Patients switching from placebo (n=17) experienced a mean FVC change of +20.0 mL after 26 weeks on deupirfenidone, while those switching from pirfenidone (n=16) saw a mean change of –23.1 mL. These figures indicate stabilization of lung function comparable to the expected natural decline in healthy older adults, estimated at –30 to –50 mL annually.

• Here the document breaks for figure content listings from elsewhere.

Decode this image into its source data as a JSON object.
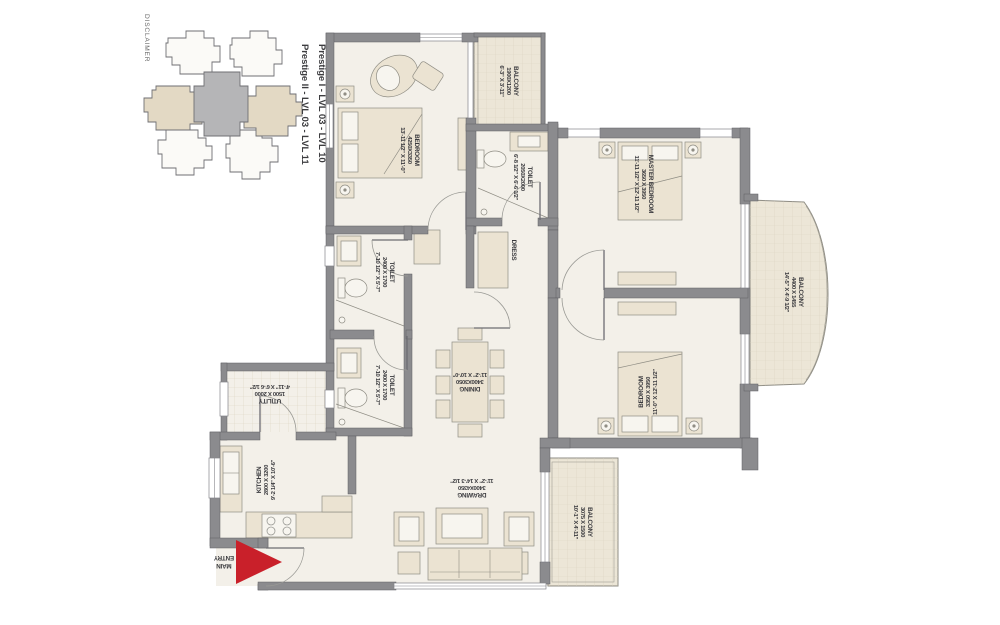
{
  "colors": {
    "arrow_red": "#c9202a",
    "floor": "#f3f0e9",
    "wall": "#8b8b8e",
    "furniture": "#ebe3d2",
    "balcony": "#ece6d7",
    "keyplan_highlight": "#e3d9c4",
    "keyplan_core": "#b5b5b7"
  },
  "disclaimer": "DISCLAIMER",
  "keyplan": {
    "caption_line1": "Prestige I - LVL 03 - LVL 10",
    "caption_line2": "Prestige II - LVL 03 - LVL 11"
  },
  "rooms": {
    "bedroom1": {
      "name": "BEDROOM",
      "metric": "4250X3350",
      "imperial": "13'-11 1/2\" X 11'-0\""
    },
    "balcony_top": {
      "name": "BALCONY",
      "metric": "1900X1200",
      "imperial": "6'-3\" X 3'-11\""
    },
    "toilet_top": {
      "name": "TOILET",
      "metric": "2050X2000",
      "imperial": "6'-8 1/2\" X 6'-6 1/2\""
    },
    "master_bedroom": {
      "name": "MASTER BEDROOM",
      "metric": "3650 X 3950",
      "imperial": "11'-11 1/2\" X 12'-11 1/2\""
    },
    "dress": {
      "name": "DRESS"
    },
    "balcony_right": {
      "name": "BALCONY",
      "metric": "4400 X 1455",
      "imperial": "14'-5\" X 4'-9 1/2\""
    },
    "bedroom2": {
      "name": "BEDROOM",
      "metric": "3350 X 3950",
      "imperial": "11'-0\" X 12'-11 1/2\""
    },
    "balcony_bottom": {
      "name": "BALCONY",
      "metric": "3075 X 1500",
      "imperial": "10'-1\" X 4'-11\""
    },
    "toilet_mid": {
      "name": "TOILET",
      "metric": "2400 X 1700",
      "imperial": "7'-10 1/2\" X 5'-7\""
    },
    "toilet_low": {
      "name": "TOILET",
      "metric": "2400 X 1700",
      "imperial": "7'-10 1/2\" X 5'-7\""
    },
    "dining": {
      "name": "DINING",
      "metric": "3400X3050",
      "imperial": "11'-2\" X 10'-0\""
    },
    "drawing": {
      "name": "DRAWING",
      "metric": "3400X4350",
      "imperial": "11'-2\" X 14'-3 1/2\""
    },
    "utility": {
      "name": "UTILITY",
      "metric": "1500 X 2000",
      "imperial": "4'-11\" X 6'-6 1/2\""
    },
    "kitchen": {
      "name": "KITCHEN",
      "metric": "2800 X 3200",
      "imperial": "9'-2 1/4\" X 10'-6\""
    },
    "main_entry": {
      "line1": "MAIN",
      "line2": "ENTRY"
    }
  }
}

“The blinded portion of the ELEVATE trial showed that deupirfenidone could achieve stabilization of lung function with favorable tolerability, challenging the idea that safety improvements alone were the biggest opportunity in IPF,” said Argyrios E. Tzouvelekis, M.D., of the University of Patras, Greece, who presented the results at the conference. “Now, we are seeing that even patients who declined on placebo or pirfenidone were able to stabilize once switched to deupirfenidone. This reinforces the reproducibility of the results and suggests potential benefit for patients transitioning from the current standard of care.”

Sven Dethlefs, Ph.D.

Sven Dethlefs, Ph.D.

Safety results from the extension study were consistent with earlier findings. The most common treatment-emergent adverse events included mild gastrointestinal symptoms, respiratory infections and cough. They occurred at similar rates across the two studied doses of deupirfenidone. Importantly, tolerability remained favorable over the 52-week period.

Sven Dethlefs, Ph.D., CEO of Celea Therapeutics, emphasized the strength of the findings.

“The reproducibility across blinded, extension, and switch cohorts gives us strong confidence in the robustness of the data,” he said. “We believe deupirfenidone has the potential to become a new standard of care in IPF, and we are actively engaging with regulators to finalize the Phase 3 trial design. We expect to share an update in the fourth quarter of 2025.”

As regulatory discussions move forward, the Phase 3 program is expected to clarify whether deupirfenidone can deliver on its promise of stabilizing lung function over the long term in a broader patient population.